Below is a schematic plan view of the ablation chamber. An excimer laser (Lambda Physik, Compex 201) charged with ArF (193 nm) with a typical pulse energy of 2/300 mJ is focused using a fused silica lens (focal length = 27 cm) onto the target mounted in a stainless steel vacuum chamber maintained at ~10-6 Torr. The area of the focal volume has been estimated by stylus profilometry to be ~ 1 x 0.4 mm2.
The target takes the form of a 50 mm disk mounted on a shaft attached via a double 'O' ring seal to a stepper motor. This enables the target to be rotated during ablation to prevent deep crater formation, allowing longer deposition times and reducing the number of large particulates being sputtered from the target and being incorporated into the films. In earlier experiments the target took the form of a cylindrical rod suspended vertically from the lid of the vacuum chamber, and translated and rotated via a stepper motor. The shot-to-shot reproducibility of such an arrangement is extremely sensitive to any eccentricity in the rod rotation. Thus the present set-up employs a side mounted rotating disk with the laser normally incident at an angle of 45°.
Films are deposited on various substrates, including single crystal silicon, quartz and NaCl, each ~1 cm2 in area. The substrate holder allows the target substrate distance to be varied between 30 and 60 mm by means of a micrometer and bellows arrangement. The substrate holder is mounted on a 360° rotatable flange, which allows up to four film to be deposited independently by rotating the samples behind a static screen.

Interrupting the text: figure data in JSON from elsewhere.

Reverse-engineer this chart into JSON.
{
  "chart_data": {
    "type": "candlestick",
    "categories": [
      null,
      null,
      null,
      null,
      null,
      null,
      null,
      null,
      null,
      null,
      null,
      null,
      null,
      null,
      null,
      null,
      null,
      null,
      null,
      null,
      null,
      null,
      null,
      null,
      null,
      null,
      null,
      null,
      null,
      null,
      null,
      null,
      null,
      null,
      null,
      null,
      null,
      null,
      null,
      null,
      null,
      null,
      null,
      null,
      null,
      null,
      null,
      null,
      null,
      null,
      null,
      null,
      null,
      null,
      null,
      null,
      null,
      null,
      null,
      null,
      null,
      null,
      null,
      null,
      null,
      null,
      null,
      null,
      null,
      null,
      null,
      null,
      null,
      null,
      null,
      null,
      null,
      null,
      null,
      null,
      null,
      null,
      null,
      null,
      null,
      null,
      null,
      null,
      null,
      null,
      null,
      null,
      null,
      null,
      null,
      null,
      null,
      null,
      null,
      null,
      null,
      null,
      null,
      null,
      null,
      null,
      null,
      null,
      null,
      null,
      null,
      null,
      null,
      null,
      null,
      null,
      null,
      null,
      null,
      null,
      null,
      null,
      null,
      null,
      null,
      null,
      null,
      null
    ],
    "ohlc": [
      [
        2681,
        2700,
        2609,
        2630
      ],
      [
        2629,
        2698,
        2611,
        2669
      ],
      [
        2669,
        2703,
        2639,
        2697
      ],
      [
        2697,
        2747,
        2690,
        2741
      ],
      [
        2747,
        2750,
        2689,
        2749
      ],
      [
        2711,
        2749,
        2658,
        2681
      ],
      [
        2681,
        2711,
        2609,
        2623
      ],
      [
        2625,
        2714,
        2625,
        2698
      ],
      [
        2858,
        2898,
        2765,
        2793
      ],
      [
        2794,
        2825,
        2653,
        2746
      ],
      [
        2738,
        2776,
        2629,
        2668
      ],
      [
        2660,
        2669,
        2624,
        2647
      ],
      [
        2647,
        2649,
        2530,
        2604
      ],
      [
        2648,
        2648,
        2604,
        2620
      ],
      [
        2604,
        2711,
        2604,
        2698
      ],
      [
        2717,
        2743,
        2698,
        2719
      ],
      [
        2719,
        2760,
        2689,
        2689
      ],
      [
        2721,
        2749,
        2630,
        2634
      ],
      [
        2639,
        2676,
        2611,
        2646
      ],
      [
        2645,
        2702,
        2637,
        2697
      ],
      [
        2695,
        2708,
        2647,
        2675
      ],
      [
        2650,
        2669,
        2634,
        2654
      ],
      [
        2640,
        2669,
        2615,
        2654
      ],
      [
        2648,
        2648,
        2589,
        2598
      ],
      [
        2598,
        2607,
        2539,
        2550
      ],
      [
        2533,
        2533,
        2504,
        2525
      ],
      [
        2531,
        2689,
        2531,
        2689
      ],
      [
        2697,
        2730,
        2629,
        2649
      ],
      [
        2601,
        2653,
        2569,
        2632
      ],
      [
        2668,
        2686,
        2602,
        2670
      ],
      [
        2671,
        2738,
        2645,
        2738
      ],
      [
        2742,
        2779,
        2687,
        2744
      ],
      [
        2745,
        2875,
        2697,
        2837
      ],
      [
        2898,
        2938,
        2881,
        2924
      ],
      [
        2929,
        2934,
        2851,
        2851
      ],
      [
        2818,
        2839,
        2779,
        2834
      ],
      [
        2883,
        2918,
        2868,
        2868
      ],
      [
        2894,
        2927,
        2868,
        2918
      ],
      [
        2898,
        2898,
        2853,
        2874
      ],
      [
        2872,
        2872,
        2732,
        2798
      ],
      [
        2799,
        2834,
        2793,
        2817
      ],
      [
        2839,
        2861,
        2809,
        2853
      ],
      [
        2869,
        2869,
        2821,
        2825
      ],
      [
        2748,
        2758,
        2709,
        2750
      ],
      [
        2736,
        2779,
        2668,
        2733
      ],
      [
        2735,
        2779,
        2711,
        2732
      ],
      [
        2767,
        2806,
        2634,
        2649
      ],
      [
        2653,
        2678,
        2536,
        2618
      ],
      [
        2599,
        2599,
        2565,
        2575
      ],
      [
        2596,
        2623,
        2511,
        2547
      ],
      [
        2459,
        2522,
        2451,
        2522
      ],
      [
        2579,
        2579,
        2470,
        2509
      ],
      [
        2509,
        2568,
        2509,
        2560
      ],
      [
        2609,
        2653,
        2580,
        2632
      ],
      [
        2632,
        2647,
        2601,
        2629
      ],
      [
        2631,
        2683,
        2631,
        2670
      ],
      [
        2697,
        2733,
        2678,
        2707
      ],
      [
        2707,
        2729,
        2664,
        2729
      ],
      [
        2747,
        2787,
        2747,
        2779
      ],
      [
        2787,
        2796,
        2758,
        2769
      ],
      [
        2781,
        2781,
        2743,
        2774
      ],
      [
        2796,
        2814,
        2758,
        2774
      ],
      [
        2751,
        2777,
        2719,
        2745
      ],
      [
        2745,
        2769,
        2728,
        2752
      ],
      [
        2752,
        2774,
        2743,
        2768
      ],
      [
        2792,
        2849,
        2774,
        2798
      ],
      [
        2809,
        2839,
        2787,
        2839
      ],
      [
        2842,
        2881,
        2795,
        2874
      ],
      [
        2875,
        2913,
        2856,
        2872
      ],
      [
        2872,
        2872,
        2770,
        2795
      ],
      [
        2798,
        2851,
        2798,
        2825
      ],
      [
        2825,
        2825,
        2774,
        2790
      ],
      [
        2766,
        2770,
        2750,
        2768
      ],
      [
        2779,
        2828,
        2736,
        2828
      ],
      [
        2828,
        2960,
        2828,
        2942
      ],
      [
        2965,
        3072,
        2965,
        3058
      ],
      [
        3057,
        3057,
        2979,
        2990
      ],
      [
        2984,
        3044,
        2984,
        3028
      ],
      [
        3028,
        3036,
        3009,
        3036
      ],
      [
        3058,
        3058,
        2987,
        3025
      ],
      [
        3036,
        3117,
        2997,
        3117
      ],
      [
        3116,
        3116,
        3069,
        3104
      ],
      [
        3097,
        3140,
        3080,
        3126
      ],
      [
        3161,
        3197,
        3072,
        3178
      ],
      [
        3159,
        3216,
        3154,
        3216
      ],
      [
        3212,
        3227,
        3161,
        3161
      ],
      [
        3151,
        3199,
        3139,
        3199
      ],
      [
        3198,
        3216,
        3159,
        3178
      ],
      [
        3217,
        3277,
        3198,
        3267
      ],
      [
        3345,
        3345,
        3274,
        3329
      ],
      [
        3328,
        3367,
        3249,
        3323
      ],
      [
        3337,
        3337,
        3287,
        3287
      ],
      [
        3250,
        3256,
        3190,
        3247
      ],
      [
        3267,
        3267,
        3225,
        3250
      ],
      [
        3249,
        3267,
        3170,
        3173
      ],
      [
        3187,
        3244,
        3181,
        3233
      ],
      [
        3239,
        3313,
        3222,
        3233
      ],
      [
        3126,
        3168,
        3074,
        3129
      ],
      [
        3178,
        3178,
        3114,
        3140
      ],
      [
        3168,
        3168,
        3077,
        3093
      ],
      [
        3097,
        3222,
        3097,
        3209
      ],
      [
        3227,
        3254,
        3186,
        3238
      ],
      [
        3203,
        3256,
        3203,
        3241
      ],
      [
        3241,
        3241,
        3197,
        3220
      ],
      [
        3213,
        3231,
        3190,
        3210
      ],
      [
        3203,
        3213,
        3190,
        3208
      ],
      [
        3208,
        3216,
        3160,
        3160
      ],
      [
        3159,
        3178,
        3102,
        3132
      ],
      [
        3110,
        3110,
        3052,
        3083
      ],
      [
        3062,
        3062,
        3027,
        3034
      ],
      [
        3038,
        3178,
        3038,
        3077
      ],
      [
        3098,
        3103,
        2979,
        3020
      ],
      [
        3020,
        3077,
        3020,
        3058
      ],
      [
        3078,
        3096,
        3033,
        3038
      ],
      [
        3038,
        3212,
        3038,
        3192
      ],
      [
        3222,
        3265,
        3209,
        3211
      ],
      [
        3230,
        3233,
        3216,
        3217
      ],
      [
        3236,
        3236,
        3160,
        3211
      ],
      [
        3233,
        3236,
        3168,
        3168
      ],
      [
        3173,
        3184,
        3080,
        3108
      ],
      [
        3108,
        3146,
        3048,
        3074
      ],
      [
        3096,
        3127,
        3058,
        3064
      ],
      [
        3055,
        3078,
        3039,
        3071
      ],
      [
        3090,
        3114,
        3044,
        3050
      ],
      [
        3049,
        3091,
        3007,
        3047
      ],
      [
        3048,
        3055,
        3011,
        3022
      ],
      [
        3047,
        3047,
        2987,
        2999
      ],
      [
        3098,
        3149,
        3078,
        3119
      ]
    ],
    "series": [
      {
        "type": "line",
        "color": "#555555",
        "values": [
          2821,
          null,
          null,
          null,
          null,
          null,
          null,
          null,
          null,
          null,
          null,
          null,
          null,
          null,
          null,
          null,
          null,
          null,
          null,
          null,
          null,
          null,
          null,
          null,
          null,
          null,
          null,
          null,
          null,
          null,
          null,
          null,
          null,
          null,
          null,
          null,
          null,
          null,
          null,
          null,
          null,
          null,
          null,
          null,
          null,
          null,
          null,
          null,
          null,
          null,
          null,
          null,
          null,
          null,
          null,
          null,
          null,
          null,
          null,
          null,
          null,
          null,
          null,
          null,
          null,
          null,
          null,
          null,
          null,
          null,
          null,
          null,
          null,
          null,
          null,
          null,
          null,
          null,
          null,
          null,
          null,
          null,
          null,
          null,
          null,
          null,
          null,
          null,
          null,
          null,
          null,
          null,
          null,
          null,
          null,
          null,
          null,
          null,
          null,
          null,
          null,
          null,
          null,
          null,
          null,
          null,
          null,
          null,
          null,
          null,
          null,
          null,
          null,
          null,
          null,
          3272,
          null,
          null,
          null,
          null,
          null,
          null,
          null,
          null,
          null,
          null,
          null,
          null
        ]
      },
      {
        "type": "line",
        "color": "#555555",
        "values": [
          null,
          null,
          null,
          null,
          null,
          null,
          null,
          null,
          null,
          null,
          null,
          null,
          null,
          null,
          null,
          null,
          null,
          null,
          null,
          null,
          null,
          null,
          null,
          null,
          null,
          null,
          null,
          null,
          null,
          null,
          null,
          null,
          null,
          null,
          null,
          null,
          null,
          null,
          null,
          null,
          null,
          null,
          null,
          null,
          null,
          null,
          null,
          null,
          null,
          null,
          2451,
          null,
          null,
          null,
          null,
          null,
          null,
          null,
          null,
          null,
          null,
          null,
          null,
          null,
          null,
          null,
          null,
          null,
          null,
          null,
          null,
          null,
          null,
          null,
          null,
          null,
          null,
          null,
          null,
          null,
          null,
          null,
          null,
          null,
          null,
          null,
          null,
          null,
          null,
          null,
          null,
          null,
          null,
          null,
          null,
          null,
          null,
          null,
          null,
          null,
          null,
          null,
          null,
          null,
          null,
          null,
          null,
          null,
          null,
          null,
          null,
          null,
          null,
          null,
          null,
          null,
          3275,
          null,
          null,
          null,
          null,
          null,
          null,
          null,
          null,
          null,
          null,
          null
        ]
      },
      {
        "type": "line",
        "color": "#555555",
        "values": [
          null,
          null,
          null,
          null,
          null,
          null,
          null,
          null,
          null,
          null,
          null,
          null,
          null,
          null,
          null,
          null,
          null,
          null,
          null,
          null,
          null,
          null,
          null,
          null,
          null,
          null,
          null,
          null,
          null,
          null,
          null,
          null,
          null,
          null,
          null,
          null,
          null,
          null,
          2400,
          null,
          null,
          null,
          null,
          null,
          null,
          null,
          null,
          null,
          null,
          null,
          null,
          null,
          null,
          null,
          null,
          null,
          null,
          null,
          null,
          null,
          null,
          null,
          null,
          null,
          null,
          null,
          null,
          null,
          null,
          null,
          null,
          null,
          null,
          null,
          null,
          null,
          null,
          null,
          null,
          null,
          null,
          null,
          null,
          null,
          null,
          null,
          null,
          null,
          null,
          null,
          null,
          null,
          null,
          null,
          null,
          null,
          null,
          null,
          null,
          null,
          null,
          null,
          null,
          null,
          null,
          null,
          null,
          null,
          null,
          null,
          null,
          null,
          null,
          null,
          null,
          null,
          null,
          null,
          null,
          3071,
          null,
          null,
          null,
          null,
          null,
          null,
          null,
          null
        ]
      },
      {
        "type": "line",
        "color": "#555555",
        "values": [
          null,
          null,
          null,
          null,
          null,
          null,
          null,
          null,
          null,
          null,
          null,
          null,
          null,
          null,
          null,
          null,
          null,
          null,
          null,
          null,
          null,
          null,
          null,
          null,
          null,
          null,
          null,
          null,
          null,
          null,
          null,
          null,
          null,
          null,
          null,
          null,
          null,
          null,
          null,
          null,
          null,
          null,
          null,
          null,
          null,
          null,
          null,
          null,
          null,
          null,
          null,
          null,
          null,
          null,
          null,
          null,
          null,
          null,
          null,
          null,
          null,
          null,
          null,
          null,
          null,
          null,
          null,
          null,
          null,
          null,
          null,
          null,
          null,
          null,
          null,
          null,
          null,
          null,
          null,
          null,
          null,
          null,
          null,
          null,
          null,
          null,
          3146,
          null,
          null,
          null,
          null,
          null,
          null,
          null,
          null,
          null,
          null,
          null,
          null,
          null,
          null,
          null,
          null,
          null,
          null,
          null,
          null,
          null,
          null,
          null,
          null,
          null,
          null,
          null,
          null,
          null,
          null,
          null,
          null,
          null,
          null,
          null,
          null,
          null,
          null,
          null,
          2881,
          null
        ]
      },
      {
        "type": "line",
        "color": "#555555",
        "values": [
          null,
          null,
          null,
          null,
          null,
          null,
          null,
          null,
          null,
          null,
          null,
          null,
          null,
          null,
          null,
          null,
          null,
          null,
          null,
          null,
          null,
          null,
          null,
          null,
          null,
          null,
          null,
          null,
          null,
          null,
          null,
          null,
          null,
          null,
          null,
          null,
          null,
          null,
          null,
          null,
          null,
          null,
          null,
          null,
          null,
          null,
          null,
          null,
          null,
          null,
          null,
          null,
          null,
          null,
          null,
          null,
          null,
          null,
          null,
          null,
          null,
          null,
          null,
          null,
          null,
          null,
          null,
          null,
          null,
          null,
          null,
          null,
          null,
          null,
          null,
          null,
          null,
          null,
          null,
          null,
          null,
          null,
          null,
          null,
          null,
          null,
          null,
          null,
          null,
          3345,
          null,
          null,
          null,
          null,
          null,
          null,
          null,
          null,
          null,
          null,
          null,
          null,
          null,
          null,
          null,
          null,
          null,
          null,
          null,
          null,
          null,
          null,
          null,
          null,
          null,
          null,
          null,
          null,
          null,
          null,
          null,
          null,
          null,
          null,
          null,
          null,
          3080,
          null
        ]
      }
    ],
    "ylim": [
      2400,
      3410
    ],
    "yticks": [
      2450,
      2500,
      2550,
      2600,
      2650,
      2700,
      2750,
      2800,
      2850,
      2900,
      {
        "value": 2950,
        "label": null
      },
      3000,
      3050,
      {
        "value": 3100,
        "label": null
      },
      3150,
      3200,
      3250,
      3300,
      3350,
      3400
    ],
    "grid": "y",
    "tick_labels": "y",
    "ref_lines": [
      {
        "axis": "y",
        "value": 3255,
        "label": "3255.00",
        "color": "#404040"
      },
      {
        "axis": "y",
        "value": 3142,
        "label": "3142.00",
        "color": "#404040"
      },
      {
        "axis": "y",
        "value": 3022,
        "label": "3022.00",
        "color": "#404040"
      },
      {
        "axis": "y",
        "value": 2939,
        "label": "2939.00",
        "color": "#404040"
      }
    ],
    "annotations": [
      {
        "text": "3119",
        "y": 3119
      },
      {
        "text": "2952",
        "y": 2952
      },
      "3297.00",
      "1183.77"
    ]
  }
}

The focal volume adjacent to the target, and the ablation plume, are both clearly visible via their accompanying optical emission. The light emitted from the expanding plume is imaged through a lens onto a quartz fibre optic bundle (Oriel) located behind a lens/iris combination and an appropriately positioned quartz observation port mounted in the top flange of the chamber. This optical arrangement restricts the viewing zone in the vicinity of the plume to a column estimated at ~2 mm in diameter and is translatable to provide spatial resolved emission spectra. An example of the expanding emission plume can be seen on the right. | ![]() |
The other end of the fibre bundle butts up against the entrance slit of either of two monochromators. One is a 12.5 cm monochromator (Oriel), equipped with a 600 lines/mm ruled grating and an Instaspec IV CCD array detector, which is capable of providing low resolution dispersed emission spectra covering a wide (~300 nm) range of wavelengths from just a single laser shot, the signal to noise of which can be enhanced by summing for many laser shots. The second is a 0.5 m Spex 1870 monochromator equipped with a 2400 lines/mm holographic grating and entrance and exit slits whose widths are user selectable. Light emerging from the exit slit of this monochromator is detected with a red sensitive photomultiplier tube (PMT). Higher resolution emission spectra were obtained by scanning the monochromator with the slit widths set narrow and passing the PMT output via a boxcar and a V/F converter to a PC.